Kjerstad didn’t make his professional debut until two years after his selection, after he was diagnosed with heart myocarditis as a result of the draft this spring and suffered a left hamstring injury this spring. He was promoted to High-A Aberdeen last week after dominating younger pitchers with Low-A Delmarva.
After selecting him, Elias said Cowser had the potential to be a fast riser, and he has proven to be, despite some difficulties along the way. Despite more swings and misses from his time with Sam Houston, Cowser has already reached Double-A, which will see him join the Orioles sometime in 2023.

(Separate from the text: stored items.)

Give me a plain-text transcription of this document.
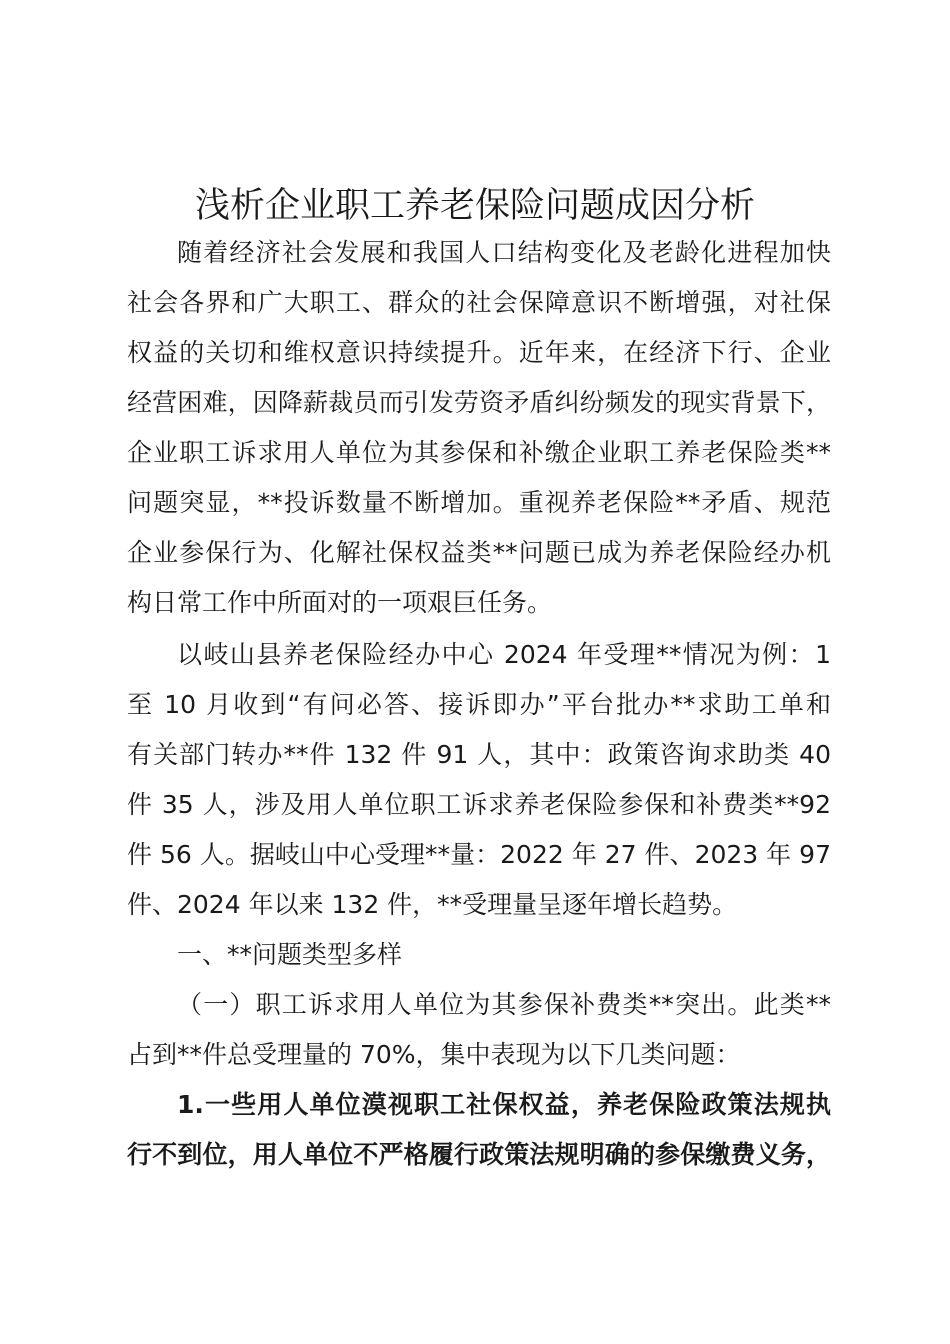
浅析企业职工养老保险问题成因分析
随着经济社会发展和我国人口结构变化及老龄化进程加快
社会各界和广大职工、群众的社会保障意识不断增强，对社保
权益的关切和维权意识持续提升。近年来，在经济下行、企业
经营困难，因降薪裁员而引发劳资矛盾纠纷频发的现实背景下，
企业职工诉求用人单位为其参保和补缴企业职工养老保险类**
问题突显，**投诉数量不断增加。重视养老保险**矛盾、规范
企业参保行为、化解社保权益类**问题已成为养老保险经办机
构日常工作中所面对的一项艰巨任务。
以岐山县养老保险经办中心 2024 年受理**情况为例：1
至 10 月收到“有问必答、接诉即办”平台批办**求助工单和
有关部门转办**件 132 件 91 人，其中：政策咨询求助类 40
件 35 人，涉及用人单位职工诉求养老保险参保和补费类**92
件 56 人。据岐山中心受理**量：2022 年 27 件、2023 年 97
件、2024 年以来 132 件，**受理量呈逐年增长趋势。
一、**问题类型多样
（一）职工诉求用人单位为其参保补费类**突出。此类**
占到**件总受理量的 70%，集中表现为以下几类问题：
1.一些用人单位漠视职工社保权益，养老保险政策法规执
行不到位，用人单位不严格履行政策法规明确的参保缴费义务，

Holliday will be the latest addition to a roster of middle infielders that Elias has stocked since he took charge of the front office, along with Henderson, Jordan Westburg, Terrin Vavra, Connor Norby, César Prieto and more. To build the “elite talent pipeline” Elias promised when he was first introduced, the Orioles system needs to be continually replenished, and Holliday’s roster marks the first of this year’s additions.
“When you’re a short stop, it’s hard to see yourself blocked,” Elias said.
The Orioles had three more picks in Sunday’s draft opening night. On either side of the 42nd overall roster to open the second round, they had a competitive balance pick—first their own at number 33, then one they bought from the Miami Marlins, number 67, as part of the return for relievers Cole Sulser and Tanner Scott.
Baltimore has first pick in every subsequent round, with rounds 3-10 on Monday before the draft closes with 10 rounds Tuesday.